MATCH (task:Job {id: $taskId})
CALL {
    WITH task
    MATCH (task)-[:STARTS_WITH]->(initialNode:Node)
    (()<-[:PREVIOUS_NODE]-(nextNode:Node) WHERE NOT EXISTS { (nextNode)<-[:RESOLVED_FOR]-(task) })*
    (relatedNode:Node)
    RETURN relatedNode
    UNION
    MATCH (task)-[:RESOLVED_FOR]->(resolvedNode:Node)
    (()-[:PREVIOUS_NODE]->(upperNode:Node) WHERE NOT EXISTS { (upperNode)<-[:STARTS_WITH | CONNECTED_TO | RESOLVED_FOR]-(task) })*
    (relatedNode:Node)
    WHERE relatedNode <> resolvedNode AND upperNode <> resolvedNode
    RETURN relatedNode
}
WITH task, relatedNode
WHERE NOT EXISTS ((task)-[:CONNECTED_TO]->(relatedNode))
CREATE (task)-[:CONNECTED_TO]->(relatedNode)
RETURN COUNT(*) as num_of_relationships_created

However, the new query starts creating significantly more relationships than needed, and the result becomes incorrect.

My Goal:

  • Ensure that only those CONNECTED_TO relationships that don’t already exist are created.
  • Accurately count the number of new relationships created.

Question:
Why does the modified query create more relationships than necessary, and how can I fix this?
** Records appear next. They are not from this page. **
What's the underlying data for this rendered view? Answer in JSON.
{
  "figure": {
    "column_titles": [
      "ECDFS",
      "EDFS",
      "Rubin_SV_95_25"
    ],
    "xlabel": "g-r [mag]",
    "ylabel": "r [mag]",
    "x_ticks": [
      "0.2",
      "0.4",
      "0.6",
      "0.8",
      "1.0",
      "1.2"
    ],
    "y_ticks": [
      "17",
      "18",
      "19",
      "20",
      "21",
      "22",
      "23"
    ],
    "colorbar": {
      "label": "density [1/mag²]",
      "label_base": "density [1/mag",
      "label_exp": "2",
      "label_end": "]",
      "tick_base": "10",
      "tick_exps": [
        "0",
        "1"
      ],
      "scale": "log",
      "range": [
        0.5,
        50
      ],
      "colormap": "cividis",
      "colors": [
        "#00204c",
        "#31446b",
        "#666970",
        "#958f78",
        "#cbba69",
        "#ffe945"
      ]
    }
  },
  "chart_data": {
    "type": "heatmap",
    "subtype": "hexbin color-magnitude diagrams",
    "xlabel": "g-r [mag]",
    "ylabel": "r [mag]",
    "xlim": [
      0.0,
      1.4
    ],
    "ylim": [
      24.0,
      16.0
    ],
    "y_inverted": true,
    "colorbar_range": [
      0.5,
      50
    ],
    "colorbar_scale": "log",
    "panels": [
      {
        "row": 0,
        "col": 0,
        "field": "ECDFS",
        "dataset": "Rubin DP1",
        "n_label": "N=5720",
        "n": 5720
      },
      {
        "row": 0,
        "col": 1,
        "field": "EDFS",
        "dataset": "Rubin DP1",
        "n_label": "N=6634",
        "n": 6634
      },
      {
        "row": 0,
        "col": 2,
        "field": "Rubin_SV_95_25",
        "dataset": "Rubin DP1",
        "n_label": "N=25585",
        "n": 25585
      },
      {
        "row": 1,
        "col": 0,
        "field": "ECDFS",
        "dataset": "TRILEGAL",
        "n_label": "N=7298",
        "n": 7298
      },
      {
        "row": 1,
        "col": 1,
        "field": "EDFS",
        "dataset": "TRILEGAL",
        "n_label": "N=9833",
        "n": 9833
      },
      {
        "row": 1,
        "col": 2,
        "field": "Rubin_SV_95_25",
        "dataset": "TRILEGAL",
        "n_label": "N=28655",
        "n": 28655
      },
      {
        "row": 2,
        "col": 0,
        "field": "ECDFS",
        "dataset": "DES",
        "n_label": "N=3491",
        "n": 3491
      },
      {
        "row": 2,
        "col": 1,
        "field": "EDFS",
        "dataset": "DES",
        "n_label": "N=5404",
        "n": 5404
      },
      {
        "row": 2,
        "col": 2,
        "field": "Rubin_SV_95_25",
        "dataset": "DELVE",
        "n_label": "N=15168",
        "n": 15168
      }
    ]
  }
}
Hi! Have you tried the PROFILE clause to get an execution plan of both queries and comparing the results returned by the sub-clauses?

In your modified query, you do not avoid duplicates, so maybe try adding a DISTINCT to each of the two inner RETURN statements. The UNION can also result in duplicates, so you have to DISTINCT the result of the CALL again, e.g. by

WITH task, COLLECT(DISTINCT relatedNode) AS relatedNodes
UNWIND relatedNodes AS relatedNode
WITH task, relatedNode

Can you try this + checking the PROFILE result?